I have followed the topic for som time now, and would like to out down my thought
as well. I hope you don't mind that a rookie is doing that.

As far as I know I thought that "root" could do anything on a system. If I were one
of those guys sitting around trying to get root-access on a system, the firts thing
I would do is to get rid of all the auditing systems lying on the machine. And that
is pretty easy, especially if you are to put it in the crontab or putting it as a
deamon. It is even more easy if it is put down on a rw-media on the local machine
and the package is known in the debian-world.
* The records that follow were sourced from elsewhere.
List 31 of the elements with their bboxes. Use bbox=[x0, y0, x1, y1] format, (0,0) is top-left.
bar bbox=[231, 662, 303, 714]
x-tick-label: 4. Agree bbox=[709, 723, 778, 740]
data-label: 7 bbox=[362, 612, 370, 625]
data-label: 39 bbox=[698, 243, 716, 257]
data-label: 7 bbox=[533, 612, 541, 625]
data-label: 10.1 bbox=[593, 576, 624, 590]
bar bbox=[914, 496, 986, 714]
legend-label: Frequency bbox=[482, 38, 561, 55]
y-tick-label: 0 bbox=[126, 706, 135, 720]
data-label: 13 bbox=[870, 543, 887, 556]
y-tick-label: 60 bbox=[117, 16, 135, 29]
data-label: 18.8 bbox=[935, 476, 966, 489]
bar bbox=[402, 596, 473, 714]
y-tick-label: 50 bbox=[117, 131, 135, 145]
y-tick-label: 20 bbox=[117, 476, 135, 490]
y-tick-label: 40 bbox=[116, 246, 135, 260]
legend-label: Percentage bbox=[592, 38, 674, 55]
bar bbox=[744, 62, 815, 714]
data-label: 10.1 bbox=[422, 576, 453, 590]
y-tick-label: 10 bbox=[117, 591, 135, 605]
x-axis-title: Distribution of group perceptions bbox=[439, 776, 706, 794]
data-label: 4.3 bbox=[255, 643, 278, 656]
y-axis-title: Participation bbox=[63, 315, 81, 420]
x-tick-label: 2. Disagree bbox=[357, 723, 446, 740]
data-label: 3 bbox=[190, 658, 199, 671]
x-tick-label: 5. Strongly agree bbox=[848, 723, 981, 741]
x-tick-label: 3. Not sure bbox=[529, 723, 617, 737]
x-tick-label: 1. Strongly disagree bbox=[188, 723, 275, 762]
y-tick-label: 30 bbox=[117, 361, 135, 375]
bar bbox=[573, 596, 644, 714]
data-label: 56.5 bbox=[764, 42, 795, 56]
Then the "hacker" would know what to
look for.

The only three ways that I see (a rookies eyes), is to either build your own
thingie-kind-of-auditing-tool and then protect it with your own life. Don't put it
in the crontab to make it visible, and dont put it as a deamon to make it even more
visible.

Or to try to make a special audit computer to audit  through maybe RS-232 and don't
connect it directly to the same subnet. This would make it almost impossible for
the "hacker" to not being logged or wiping out the loggs.

The third way is to use a ro-media. But I dont see how to make this thing work
correctly. Cause if you are to put in a thing in the cron tab to check if it is
still the same, then it shouldn't be too hard to change the program that checks
against the ro-media to fake its answers.

Well well, this is the direct thought I got when reading your letters, but of
course, I might be mistaken and maybe I don't really know what I'm talking about.

Please tell me what YOU think about this.